Front-line staff provide the consumer face for most organisations, and it is they who are responsible for delivering output on a daily basis.
As such, employers should be doing all they can to ensure they are happy at work and motivated to perform to their potential.
According to Kevin Friery, clinical director at Right Management Workplace Wellness, the psychology of office design is a complex area, but not one that should be ignored.
“Getting it wrong can have a significant negative effect on performance, while getting it right can create a positive work environment,” he stated.
“Decisions about whether or not to create cubicles, pods or individual desks are important, as too is team layout.”
Mr Friery said designing an office layout where people with a functional relationship are working close together is often the ideal, but this may not always be the case.
For instance, if one step of a process is noisy, there may be potential to distract other workers in shared office space.
“Deciding how best to create work-flows is a key step in creating office layout,” the expert claimed.
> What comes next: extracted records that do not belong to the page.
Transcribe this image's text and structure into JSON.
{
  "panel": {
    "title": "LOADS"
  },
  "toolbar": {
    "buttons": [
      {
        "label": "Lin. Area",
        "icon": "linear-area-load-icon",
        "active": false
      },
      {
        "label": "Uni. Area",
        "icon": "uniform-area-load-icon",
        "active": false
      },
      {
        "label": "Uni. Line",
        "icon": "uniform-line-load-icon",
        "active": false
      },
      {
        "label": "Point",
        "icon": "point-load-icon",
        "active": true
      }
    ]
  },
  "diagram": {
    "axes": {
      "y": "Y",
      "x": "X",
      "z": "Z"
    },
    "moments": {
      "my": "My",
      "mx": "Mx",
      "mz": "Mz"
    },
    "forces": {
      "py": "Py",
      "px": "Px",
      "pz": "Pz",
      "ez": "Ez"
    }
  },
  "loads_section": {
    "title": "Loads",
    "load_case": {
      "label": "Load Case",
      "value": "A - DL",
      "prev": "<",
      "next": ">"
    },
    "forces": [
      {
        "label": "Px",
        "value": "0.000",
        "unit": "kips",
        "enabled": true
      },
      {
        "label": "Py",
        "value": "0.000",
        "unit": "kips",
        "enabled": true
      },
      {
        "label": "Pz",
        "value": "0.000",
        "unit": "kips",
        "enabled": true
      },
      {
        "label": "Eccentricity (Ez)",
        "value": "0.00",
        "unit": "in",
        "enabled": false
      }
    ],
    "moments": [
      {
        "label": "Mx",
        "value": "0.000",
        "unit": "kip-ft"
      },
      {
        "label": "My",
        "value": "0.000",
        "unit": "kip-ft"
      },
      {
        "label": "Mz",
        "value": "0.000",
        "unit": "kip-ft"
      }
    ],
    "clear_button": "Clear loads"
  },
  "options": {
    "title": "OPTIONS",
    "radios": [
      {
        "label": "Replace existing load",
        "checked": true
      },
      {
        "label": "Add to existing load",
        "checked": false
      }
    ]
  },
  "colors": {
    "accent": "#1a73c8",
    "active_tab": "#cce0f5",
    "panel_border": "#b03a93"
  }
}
He said that for many companies, engaging with employees on workplace design – whether serviced office space or otherwise – can make a difference.
“Consult and engage should be the golden rule,” Mr Friery suggested. “Consultation while managing people’s expectations about the final decisions is crucial.
“When it comes to staff opinions, unanimity is hard to come by and perhaps nowhere more so than in the sense of aesthetics; on the other hand, staff need to be involved in decisions about their working environment.”
Last month, a Finnish company came to the conclusion that the typical office workday needs to be redesigned in order to make it more productive.
The Idealist Group undertook a 12-month study to look at the working practices of a number of the country’s major firms, as flexible and mobile working changes the way people work.
According to Smart Planet, the company advocated staging fewer meetings, but ensuring those which do take place are more focused.